Le report de la présidentielle en Côte d’Ivoire est l’objet d’une vaste discorde entre le pouvoir en place et l’opposition. Estimant que les conditions d’une élection transparente ne sont pas réunies, l’opposition ivoirienne a appelé à un retour du scrutin présidentiel prévu pour le samedi 31 octobre. Pour faire plier le gouvernement, un appel à la désobéissance civile a été lancé par les principaux opposants ivoiriens, notamment Henri Konan Bédié et Pascal Affi N’Guessan. Ces dernières semaines ont été marquées par des tensions politiques dans plusieurs villes du pays, notamment dans les localités de Dabou et de Bonoua. Pour Charles Blé Goudé, président du Cojep, Ouattara Alassane devrait suspendre immédiatement sa campagne pour annoncer le report des élections, suite à la recrudescence des violences à l’approche de la date du 31 octobre.

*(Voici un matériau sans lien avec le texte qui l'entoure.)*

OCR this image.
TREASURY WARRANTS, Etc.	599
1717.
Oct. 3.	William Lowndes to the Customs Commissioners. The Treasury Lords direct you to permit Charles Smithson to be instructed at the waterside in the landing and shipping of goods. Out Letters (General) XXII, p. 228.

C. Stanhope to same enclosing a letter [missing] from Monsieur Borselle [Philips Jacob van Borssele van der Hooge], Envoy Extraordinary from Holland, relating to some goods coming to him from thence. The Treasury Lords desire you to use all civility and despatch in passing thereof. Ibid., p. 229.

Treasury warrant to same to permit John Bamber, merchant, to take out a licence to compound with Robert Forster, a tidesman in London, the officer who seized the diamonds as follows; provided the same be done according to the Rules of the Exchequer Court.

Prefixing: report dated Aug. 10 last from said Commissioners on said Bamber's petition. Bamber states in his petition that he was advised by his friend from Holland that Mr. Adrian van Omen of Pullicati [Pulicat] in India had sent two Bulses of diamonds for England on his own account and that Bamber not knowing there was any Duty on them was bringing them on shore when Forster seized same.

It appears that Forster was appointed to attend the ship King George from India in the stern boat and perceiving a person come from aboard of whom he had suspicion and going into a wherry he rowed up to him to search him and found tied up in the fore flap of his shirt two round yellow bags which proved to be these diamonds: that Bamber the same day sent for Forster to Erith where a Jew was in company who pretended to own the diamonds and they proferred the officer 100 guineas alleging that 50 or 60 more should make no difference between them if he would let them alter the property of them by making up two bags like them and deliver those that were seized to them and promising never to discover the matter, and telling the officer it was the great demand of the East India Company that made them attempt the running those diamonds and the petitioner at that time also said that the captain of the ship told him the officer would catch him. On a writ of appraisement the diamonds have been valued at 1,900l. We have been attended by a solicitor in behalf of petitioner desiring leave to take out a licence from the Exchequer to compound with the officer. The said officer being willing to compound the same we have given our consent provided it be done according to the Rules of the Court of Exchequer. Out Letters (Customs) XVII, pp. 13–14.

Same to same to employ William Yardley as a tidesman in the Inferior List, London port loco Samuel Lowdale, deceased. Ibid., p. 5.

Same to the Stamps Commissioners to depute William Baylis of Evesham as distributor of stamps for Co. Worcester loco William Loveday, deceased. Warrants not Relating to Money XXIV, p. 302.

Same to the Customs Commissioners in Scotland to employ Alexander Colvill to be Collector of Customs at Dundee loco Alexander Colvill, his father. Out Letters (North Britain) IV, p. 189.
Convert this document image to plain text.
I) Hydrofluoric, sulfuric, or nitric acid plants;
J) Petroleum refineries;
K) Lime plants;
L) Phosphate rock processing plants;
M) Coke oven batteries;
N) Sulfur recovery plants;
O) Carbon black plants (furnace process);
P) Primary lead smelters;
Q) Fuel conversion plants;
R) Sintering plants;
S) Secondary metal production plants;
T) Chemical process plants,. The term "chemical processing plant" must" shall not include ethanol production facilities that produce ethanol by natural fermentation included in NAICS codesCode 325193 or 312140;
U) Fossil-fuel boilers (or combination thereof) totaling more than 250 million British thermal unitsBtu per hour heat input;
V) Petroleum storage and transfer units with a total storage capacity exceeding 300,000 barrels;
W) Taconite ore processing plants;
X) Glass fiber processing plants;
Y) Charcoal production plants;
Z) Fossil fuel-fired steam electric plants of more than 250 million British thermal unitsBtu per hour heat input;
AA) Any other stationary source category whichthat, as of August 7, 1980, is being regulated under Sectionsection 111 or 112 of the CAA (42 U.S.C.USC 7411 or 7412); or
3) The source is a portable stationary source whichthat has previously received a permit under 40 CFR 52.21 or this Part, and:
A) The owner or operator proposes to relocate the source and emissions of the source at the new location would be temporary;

«Monsieur le Président, je trouve indécent voire méprisant, que vous puissiez continuer de faire campagne, de parler d’élections pendant que vos concitoyens s’affrontent et sont arrachés à l’affection des leurs. Jusqu’ici, pas de mots de compassion de votre part. Et pourtant, les images d’êtres humains découpés à l’arme blanche sont atroces, insupportables; elles n’honorent pas la Côte d’Ivoire.  En votre qualité de premier magistrat du pays, vous êtes le plus informé des citoyens. Vous ne pouvez plus faire semblant de ne pas entendre les cris de certains de vos concitoyens, tout comme il vous est à ce stade des tueries, impossible de feindre de ne pas voir les larmes de familles dévastées. Aucun fauteuil présidentiel ne saurait être au-dessus de la vie humaine.Vous pouvez apaiser cette atmosphère déjà aux odeurs cadavériques, surtout que vous êtes en capacité de la faire.  Monsieur le Président, ce ne sera ni un honneur, ni une démonstration de force d’enjamber des corps sans vie et de marcher dans du sang pour vous déclarer vainqueur au lendemain du 31 Octobre prochain. C’est pourquoi, ma plume vous invite humblement à suspendre votre campagne et à reporter les élections. Une telle décision aura pour avantage de sauver notre pays d’une guerre intercommunautaire (c’est peu dire), qui est déjà à nos portes. Rien n’est encore tard; aucun sacrifice, aucune concession ne sera de trop pour sauver le pays d’Houphouet Boigny d’une guerre civile certaine.», a déclaré Charles Blé Goudé, président du Cojep. Malgré une implication de la communauté internationale, l’opposition ivoirienne a décidé du maintien de son mot d’ordre de désobéissance civile pour exiger le report des élections présidentielles du 31 octobre.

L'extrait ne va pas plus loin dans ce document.